This Article is From Oct 18, 2017

She Shrugged Off Tingling Feet In Hospital. Then Daughter Screamed, Rats

After NDTV carried reports about the incident this week, there were red faces in the state government and an inquiry was promptly ordered.

She Shrugged Off Tingling Feet In Hospital. Then Daughter Screamed, Rats

65-year-old Shanti Raj's toe and feet were being nibbled on by rats on her hospital bed (NDTV)

Bhopal: A chronic diabetic patient 65-year-old Shanti Raj woke up to tingling in her feet past midnight but didn't pay too much attention. Sometime later, she heard screams in the intensive care unit.
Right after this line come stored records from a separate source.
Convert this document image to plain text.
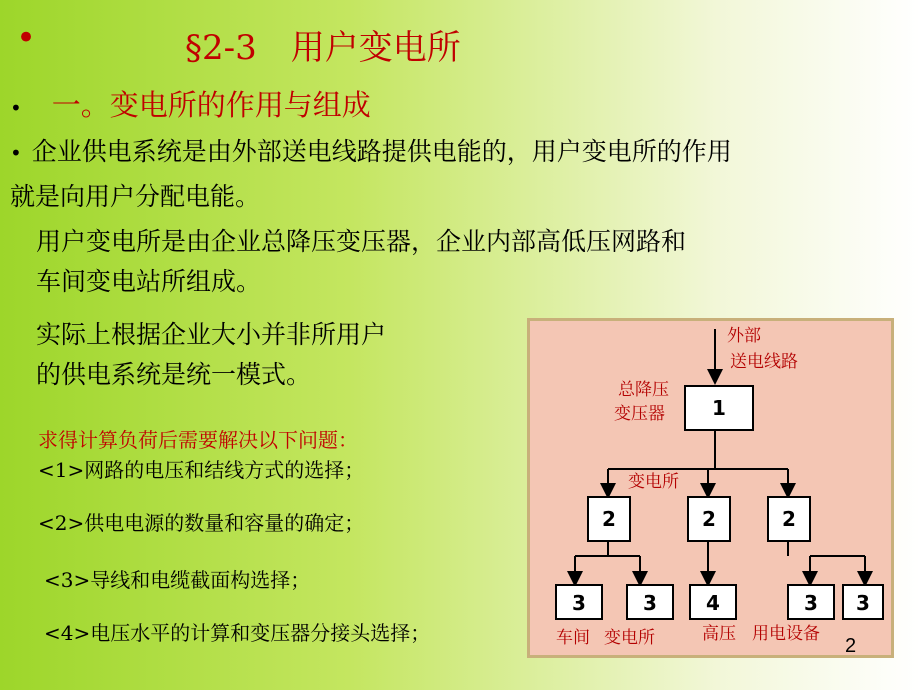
•	§2-3　用户变电所
• 一。变电所的作用与组成
• 企业供电系统是由外部送电线路提供电能的，用户变电所的作用
就是向用户分配电能。
用户变电所是由企业总降压变压器，企业内部高低压网路和
车间变电站所组成。
实际上根据企业大小并非所用户
的供电系统是统一模式。
求得计算负荷后需要解决以下问题：
<1>网路的电压和结线方式的选择；
<2>供电电源的数量和容量的确定；
<3>导线和电缆截面构选择；
<4>电压水平的计算和变压器分接头选择；
外部
送电线路
总降压
变压器
变电所
1
2	2	2
3	3 4	3 3
车间 变电所	高压 用电设备
2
It was her daughter who had woken up to check on her and found some rats on the hospital bed, nibbling her mother's toe and feet.

"My daughter saw them," Shanti Raj told NDTV about the horrifying incident in the 300-bed district hospital of central Madhya Pradesh's Chhindwara district, 300 km from state capital Bhopal. This was the second case of a patient being bitten by rodents in the last two months.
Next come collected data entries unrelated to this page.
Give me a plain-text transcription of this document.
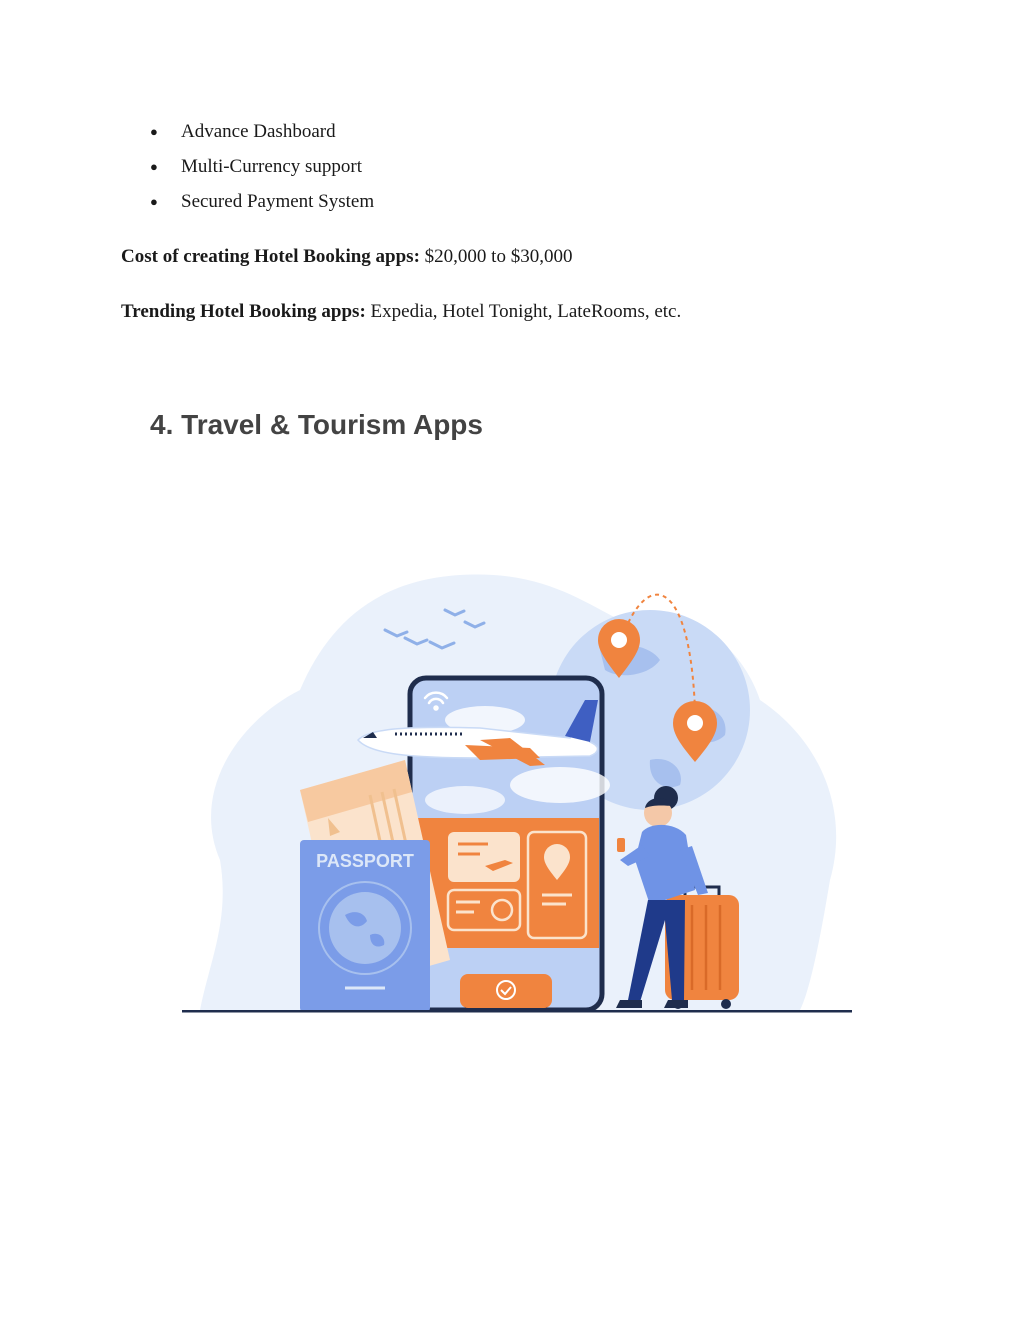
● Advance Dashboard
● Multi-Currency support
● Secured Payment System
Cost of creating Hotel Booking apps: $20,000 to $30,000
Trending Hotel Booking apps: Expedia, Hotel Tonight, LateRooms, etc.
4. Travel & Tourism Apps
PASSPORT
After NDTV carried reports about the incident this week, there were red faces in the state government and an inquiry was promptly ordered.

"Whosoever is responsible will be punished," Aalok Shrivastva, the additional district magistrate of Chhindwara, a district in the state's tribal belt, told NDTV.

"This should not have happened in ICU," the senior district officer said.

But the hospital administration is no match for the rodents.

Dr Ajay Mohan Verma, the doctor in-charge of the ICU, said it wasn't that they did not try.

The hospital has tried to look for a rodent control agency in Chhindwara to clear the place of the rats. "But we can tell you that we did not find any," he said, helplessly.

Getting a bigger firm to carry out a more comprehensive clean-up would be a lot more expensive. Like the one that one of the state's biggest hospital Maharaja Yeshwantrao hospital in Indore had done. That contract had cost the government a steep 55 lakh.

Three years back when rats damaged the hospital equipment in Chhindwara, it had experimented with an incentive scheme for staffers.

There was a Rs 10 reward for every rat that they catch.

Initially, the response was good and some 30-40 rats were caught in the first month or two. But after some time, the scheme fizzled out. So did the administration's interest.

State government officials say the frequent instances of rats biting patients reflected poor sanitation and cleanliness standards in state-run hospitals, something that was a problem not just in Madhya Pradesh but in most parts of the country.

Just days before rats savaged Shanti Raj in Chhindwara, two elderly women in a municipal hospital in Mumbai were attacked by rats. In June, rats gnawed on a newborn's fingers in Rajasthan and last October, another baby died due to bites in Jammu and Kashmir's Kishtwar district.